The willingness to associate a great thinker with policies and motives unrelated to his actual ideas indicates a lack of seriousness in the treatment of his work and the narrative that results becomes more innuendo than history.

GMU Econ alum Abby Hall Blanco exposes the sunk-cost fallacy as used in discussions of the so-called “war on terror.” Here’s her conclusion:

I think it is more offensive to ask more men and women to die because other people died before them. Imagine talking to the mother of an enlisted soldier recently killed in action.

“Mrs. Smith, I’m sorry about your son. He didn’t have to die. But, you see, Mrs. Jones’s son was killed in action 10 years ago in an unwinnable war and, well, we didn’t want his death to feel meaningless. So, we sent your boy after him.”

For folks who still want to employ this line of argument, I’d like to know what you’d say to Mrs. Smith.

Writing in the Wall Street Journal, Bjorn Lomborg challenges the hysteria myth-making surrounding hurricane Ida. A slice:

Hurricane season has arrived in the Atlantic Ocean. Already this summer Hurricanes Henri and Ida have caused headline-generating damage and flooding in the Gulf states, the Southeast and the Middle Atlantic states. Yet despite what you may have heard, Atlantic hurricanes are not becoming more frequent. In fact, the frequency of hurricanes making landfall in the continental U.S. has declined slightly since 1900.

Airplanes and satellites have dramatically increased the number of storms that scientists can spot at sea today, making the frequency of landfall hurricanes—which were reliably documented even in 1900—a better statistic than the total number of Atlantic hurricanes.

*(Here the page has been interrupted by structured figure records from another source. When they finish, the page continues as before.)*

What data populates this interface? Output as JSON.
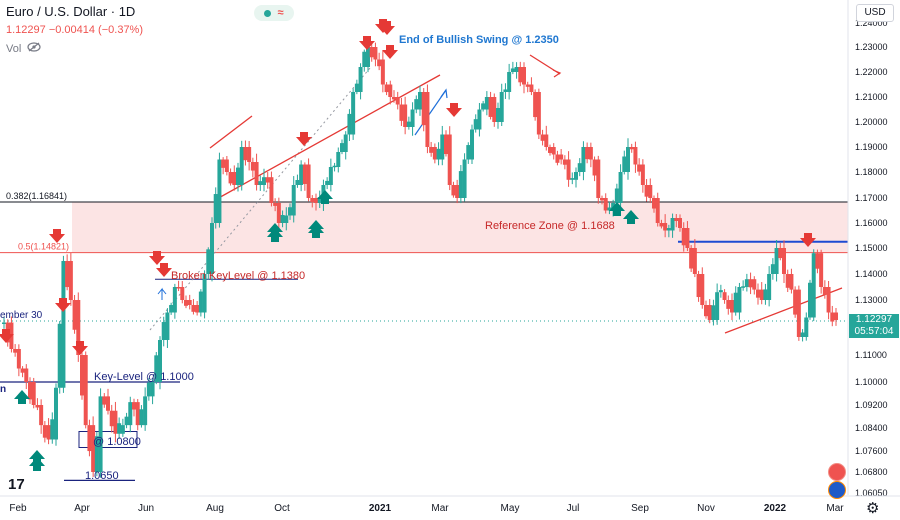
{
  "header": {
    "symbol": "Euro / U.S. Dollar · 1D",
    "quote": "1.12297  −0.00414 (−0.37%)",
    "vol_label": "Vol",
    "currency_button": "USD",
    "price_tag_value": "1.12297",
    "price_tag_countdown": "05:57:04"
  },
  "chart_data": {
    "type": "line",
    "title": "",
    "xlabel": "",
    "ylabel": "",
    "ylim": [
      1.0605,
      1.24
    ],
    "x_tick_labels": [
      "Feb",
      "Apr",
      "Jun",
      "Aug",
      "Oct",
      "2021",
      "Mar",
      "May",
      "Jul",
      "Sep",
      "Nov",
      "2022",
      "Mar"
    ],
    "y_tick_labels": [
      "1.24000",
      "1.23000",
      "1.22000",
      "1.21000",
      "1.20000",
      "1.19000",
      "1.18000",
      "1.17000",
      "1.16000",
      "1.15000",
      "1.14000",
      "1.13000",
      "1.12000",
      "1.11000",
      "1.10000",
      "1.09200",
      "1.08400",
      "1.07600",
      "1.06800",
      "1.06050"
    ],
    "y_tick_values": [
      1.24,
      1.23,
      1.22,
      1.21,
      1.2,
      1.19,
      1.18,
      1.17,
      1.16,
      1.15,
      1.14,
      1.13,
      1.12,
      1.11,
      1.1,
      1.092,
      1.084,
      1.076,
      1.068,
      1.0605
    ],
    "series": [
      {
        "values": [
          1.121,
          1.112,
          1.105,
          1.1,
          1.092,
          1.085,
          1.08,
          1.098,
          1.145,
          1.13,
          1.11,
          1.085,
          1.068,
          1.095,
          1.09,
          1.082,
          1.085,
          1.093,
          1.085,
          1.095,
          1.1,
          1.115,
          1.125,
          1.135,
          1.13,
          1.128,
          1.125,
          1.14,
          1.16,
          1.185,
          1.18,
          1.175,
          1.19,
          1.184,
          1.175,
          1.178,
          1.168,
          1.16,
          1.163,
          1.175,
          1.183,
          1.17,
          1.168,
          1.175,
          1.182,
          1.188,
          1.195,
          1.212,
          1.222,
          1.23,
          1.225,
          1.215,
          1.21,
          1.207,
          1.198,
          1.205,
          1.212,
          1.19,
          1.185,
          1.195,
          1.175,
          1.17,
          1.185,
          1.197,
          1.205,
          1.21,
          1.2,
          1.212,
          1.22,
          1.222,
          1.215,
          1.212,
          1.195,
          1.19,
          1.187,
          1.185,
          1.177,
          1.18,
          1.19,
          1.185,
          1.17,
          1.165,
          1.168,
          1.18,
          1.19,
          1.183,
          1.175,
          1.17,
          1.16,
          1.157,
          1.162,
          1.158,
          1.15,
          1.14,
          1.128,
          1.122,
          1.133,
          1.13,
          1.125,
          1.135,
          1.138,
          1.134,
          1.13,
          1.14,
          1.15,
          1.14,
          1.134,
          1.116,
          1.123,
          1.148,
          1.135,
          1.125,
          1.122
        ]
      }
    ],
    "horizontal_lines": [
      {
        "label": "0.382(1.16841)",
        "value": 1.16841
      },
      {
        "label": "0.5(1.14821)",
        "value": 1.14821
      }
    ],
    "reference_zone": {
      "label": "Reference Zone @ 1.1688",
      "from": 1.14821,
      "to": 1.16841
    },
    "annotations": {
      "end_bullish_swing": "End of Bullish Swing @ 1.2350",
      "broken_key_level": "Broken KeyLevel @ 1.1380",
      "key_level": "Key-Level @ 1.1000",
      "level_1080": "@ 1.0800",
      "level_1065": "1.0650",
      "september_30": "ember 30",
      "edge_label": "n"
    },
    "levels": {
      "broken_key_level": 1.138,
      "key_level": 1.1,
      "level_1080": 1.08,
      "level_1065": 1.065,
      "blue_resistance": 1.1525
    },
    "sell_arrows_count": 13,
    "buy_arrows_count": 10
  },
  "colors": {
    "bull": "#26a69a",
    "bear": "#ef5350",
    "blue_text": "#1f77d0",
    "zone": "#fce4e4",
    "annot_red": "#e53935",
    "annot_blue": "#1a237e"
  },
  "icons": {
    "visibility": "eye-off-icon",
    "tv_logo": "tradingview-logo-icon",
    "settings": "gear-icon"
  }
}
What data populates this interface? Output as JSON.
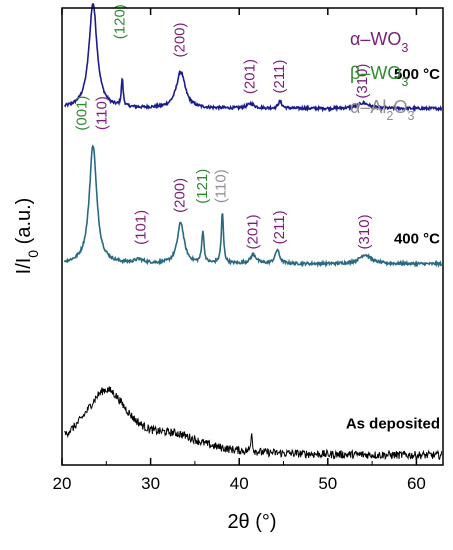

And there aren’t more powerful hurricanes either. The frequency Category 3 and above hurricanes making landfall since 1900 is also trending slightly down. A July Nature paper finds that the increases in strong hurricanes you’ve heard so much about are “not part of a century-scale increase, but a recovery from a deep minimum in the 1960s–1980s.”

The Cato Institute’s Chris Edwards warns of the U.S. government’s soaring indebtedness.

GMU Econ alum Alex Nowrasteh reviews what appears to be a truly bad book about immigration. Here are Alex’s opening paragraphs:

Todd Bensman’s America’s Covert Border War faces several challenges right out of the gate. First, it’s a work of speculative nonfiction about how terrorists plotting to kill Americans could cross the U.S.-Mexico border, even though none are known to have done so. Second, it was published 15 years after fear of Islamic terrorism peaked. Third, the Trump administration—the biggest source of public speculation about Muslim terrorists crossing the border—is over. Only the best of writers would have overcome those challenges to produce a good book.

Bensman overcame none of them.

This book’s biggest problem is that the author has nothing to write about. Not a single terrorist has illegally crossed the Mexican border and then committed an attack on U.S. soil. Bensman systematically exaggerates threats, selectively excludes information, and blurs the line between how terrorists theoretically could have infiltrated the country and what they actually have done.